Privacy-Preserving Computing
Sphinx: Enabling Privacy-Preserving Online Learning over the Cloud
Authors: Han Tian, Chaoliang Zeng, Zhenghang Ren, Di Chai, Kai Chen, Qiang Yang
We present Sphinx, a privacy-preserving online learning system that strikes a balance between model performance, computational efficiency, and privacy preservation. At its core, Sphinx combines homomorphic encryption and differential privacy reciprocally to maintain the model with most of its parameters as plaintexts, enabling fast training and inference protocol designs.
FedEval: A Benchmark System with a Comprehensive Evaluation Model for Federated Learning
Authors: Di Chai, Leye Wang, Junxue Zhang, Kai Chen, Qiang Yang
We propose a comprehensive evaluation framework for FL systems. Specifically, we first introduce the PRACT model, which defines five metrics that cannot be excluded from FL evaluation, including Privacy, Robustness, Accuracy, Communication, and Time efficiency.
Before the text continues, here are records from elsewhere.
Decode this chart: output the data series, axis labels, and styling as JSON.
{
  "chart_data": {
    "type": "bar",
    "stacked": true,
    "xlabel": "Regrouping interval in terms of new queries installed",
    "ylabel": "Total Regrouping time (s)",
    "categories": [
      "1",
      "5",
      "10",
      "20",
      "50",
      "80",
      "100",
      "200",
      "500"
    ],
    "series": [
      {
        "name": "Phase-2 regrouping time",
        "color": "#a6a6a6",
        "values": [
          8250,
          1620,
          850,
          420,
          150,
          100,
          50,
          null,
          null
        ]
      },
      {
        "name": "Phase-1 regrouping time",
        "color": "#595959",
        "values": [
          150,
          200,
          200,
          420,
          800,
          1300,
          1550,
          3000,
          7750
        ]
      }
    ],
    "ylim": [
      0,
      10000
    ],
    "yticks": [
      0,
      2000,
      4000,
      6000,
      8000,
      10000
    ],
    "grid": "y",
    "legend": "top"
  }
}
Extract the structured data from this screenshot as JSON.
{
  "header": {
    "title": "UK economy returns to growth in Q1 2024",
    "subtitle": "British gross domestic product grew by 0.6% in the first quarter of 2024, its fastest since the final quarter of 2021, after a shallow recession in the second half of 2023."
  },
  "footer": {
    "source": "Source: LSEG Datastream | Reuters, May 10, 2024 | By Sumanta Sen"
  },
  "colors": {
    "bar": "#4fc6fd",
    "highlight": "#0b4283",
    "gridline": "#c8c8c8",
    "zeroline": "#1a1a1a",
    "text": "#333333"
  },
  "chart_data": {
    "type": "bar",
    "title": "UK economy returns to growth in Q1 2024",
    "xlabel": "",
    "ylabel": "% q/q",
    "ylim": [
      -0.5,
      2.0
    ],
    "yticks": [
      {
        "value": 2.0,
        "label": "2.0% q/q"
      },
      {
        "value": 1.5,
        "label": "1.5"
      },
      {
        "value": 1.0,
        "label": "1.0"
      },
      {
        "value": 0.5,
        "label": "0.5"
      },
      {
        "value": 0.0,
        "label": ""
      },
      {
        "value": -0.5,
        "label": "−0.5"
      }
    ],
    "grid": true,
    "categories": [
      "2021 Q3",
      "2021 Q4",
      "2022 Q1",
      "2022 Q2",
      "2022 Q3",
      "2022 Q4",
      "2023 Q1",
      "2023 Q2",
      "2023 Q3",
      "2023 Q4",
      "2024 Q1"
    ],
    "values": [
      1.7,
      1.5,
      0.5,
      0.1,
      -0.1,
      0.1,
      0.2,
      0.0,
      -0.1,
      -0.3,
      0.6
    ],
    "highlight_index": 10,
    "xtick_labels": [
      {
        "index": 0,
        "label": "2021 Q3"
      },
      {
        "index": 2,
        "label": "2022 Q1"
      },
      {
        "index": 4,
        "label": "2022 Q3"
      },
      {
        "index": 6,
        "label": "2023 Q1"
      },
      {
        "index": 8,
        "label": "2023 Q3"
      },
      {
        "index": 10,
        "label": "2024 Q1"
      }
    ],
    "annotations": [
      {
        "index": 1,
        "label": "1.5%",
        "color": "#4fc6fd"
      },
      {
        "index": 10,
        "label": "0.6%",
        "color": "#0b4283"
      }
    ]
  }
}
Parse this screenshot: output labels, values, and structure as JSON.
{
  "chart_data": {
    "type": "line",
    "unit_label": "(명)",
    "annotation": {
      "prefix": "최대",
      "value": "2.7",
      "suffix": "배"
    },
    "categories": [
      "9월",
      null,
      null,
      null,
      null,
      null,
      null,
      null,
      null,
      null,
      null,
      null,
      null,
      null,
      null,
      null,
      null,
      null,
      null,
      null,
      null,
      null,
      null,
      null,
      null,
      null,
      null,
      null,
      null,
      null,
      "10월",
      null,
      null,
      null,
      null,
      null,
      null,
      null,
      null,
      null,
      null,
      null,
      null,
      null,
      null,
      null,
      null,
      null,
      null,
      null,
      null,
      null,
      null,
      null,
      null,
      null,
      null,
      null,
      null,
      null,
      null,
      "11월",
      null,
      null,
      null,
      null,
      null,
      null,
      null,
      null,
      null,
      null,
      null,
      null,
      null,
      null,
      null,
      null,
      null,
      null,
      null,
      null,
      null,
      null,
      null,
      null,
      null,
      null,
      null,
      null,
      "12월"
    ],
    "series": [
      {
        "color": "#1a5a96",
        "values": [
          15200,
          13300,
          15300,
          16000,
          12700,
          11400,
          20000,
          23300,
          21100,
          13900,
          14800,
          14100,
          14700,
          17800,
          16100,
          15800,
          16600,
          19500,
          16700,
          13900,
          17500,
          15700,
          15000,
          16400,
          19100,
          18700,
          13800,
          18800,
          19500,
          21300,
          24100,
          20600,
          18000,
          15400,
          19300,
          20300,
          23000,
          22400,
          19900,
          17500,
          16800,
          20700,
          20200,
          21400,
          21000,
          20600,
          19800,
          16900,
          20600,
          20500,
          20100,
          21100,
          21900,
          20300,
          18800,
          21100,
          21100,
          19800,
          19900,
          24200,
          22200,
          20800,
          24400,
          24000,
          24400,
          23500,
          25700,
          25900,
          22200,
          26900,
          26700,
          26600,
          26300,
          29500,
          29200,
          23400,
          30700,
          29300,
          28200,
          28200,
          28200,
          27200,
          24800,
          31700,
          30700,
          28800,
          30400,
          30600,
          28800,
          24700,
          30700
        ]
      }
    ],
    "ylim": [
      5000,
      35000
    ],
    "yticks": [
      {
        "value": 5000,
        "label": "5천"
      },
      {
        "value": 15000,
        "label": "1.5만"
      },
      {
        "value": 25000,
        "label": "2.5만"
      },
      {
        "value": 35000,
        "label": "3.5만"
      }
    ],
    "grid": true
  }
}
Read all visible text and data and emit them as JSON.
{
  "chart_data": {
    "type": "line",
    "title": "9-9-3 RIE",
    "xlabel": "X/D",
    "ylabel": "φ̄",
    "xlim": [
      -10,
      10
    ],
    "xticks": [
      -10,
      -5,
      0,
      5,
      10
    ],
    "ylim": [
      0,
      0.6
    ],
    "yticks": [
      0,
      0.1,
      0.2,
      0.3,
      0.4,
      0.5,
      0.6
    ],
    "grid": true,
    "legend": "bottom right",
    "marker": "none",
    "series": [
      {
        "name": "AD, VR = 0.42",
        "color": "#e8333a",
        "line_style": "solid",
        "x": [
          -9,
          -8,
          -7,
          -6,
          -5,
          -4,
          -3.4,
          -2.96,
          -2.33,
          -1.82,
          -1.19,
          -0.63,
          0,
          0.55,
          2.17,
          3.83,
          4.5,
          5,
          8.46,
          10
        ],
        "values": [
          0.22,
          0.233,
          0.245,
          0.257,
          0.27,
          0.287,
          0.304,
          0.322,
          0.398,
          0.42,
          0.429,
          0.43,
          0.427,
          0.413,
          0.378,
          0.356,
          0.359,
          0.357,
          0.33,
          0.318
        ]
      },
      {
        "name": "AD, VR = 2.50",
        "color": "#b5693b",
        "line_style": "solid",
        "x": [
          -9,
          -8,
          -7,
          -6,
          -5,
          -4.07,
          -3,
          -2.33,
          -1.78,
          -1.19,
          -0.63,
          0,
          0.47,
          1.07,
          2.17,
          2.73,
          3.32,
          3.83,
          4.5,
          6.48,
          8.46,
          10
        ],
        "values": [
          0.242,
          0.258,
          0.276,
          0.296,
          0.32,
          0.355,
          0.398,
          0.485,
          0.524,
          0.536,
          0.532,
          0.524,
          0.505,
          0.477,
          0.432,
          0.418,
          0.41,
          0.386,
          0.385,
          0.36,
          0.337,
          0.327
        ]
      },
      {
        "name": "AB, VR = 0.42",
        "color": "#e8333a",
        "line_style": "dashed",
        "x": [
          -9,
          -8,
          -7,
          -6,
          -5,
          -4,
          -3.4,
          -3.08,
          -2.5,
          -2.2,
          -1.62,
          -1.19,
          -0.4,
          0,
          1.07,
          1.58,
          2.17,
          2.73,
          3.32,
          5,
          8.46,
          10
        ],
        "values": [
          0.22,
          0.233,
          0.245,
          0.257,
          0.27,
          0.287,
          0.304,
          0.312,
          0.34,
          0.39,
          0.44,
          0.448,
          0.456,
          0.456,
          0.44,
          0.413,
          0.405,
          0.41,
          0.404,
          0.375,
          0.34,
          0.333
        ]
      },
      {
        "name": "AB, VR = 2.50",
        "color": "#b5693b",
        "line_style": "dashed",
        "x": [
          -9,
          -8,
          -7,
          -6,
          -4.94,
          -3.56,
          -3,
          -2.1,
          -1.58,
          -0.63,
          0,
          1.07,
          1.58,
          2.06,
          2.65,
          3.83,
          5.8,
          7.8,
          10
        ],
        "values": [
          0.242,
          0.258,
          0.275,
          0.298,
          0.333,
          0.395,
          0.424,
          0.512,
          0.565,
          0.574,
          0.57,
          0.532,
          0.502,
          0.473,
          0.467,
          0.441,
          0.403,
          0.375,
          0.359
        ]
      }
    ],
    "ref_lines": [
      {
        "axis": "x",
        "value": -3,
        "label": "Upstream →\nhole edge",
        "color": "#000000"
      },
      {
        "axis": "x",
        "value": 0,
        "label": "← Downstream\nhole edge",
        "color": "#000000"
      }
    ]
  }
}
Then we design and implement a benchmarking system called FedEval, which enables the systematic evaluation and comparison of existing works under consistent experimental conditions.
Network for Machine Learning
Domain-Specific Communication Optimization for Distributed DNN Training
Authors: Hao Wang, Jingrong Chen, Xinchen Wan, Han Tian, Jiacheng Xia, Gaoxiong Zeng, Kai Chen, Wei Bai, Junchen Jiang
We present DLCP, a network substrate that speeds up DNN training by fully embracing several unique characteristics of deep learning. Compared to prior work in this space, DLCP integrates three simple-yet-effective techniques to form a multi-layered protection against long tail latency caused by transient packet drops and queueing.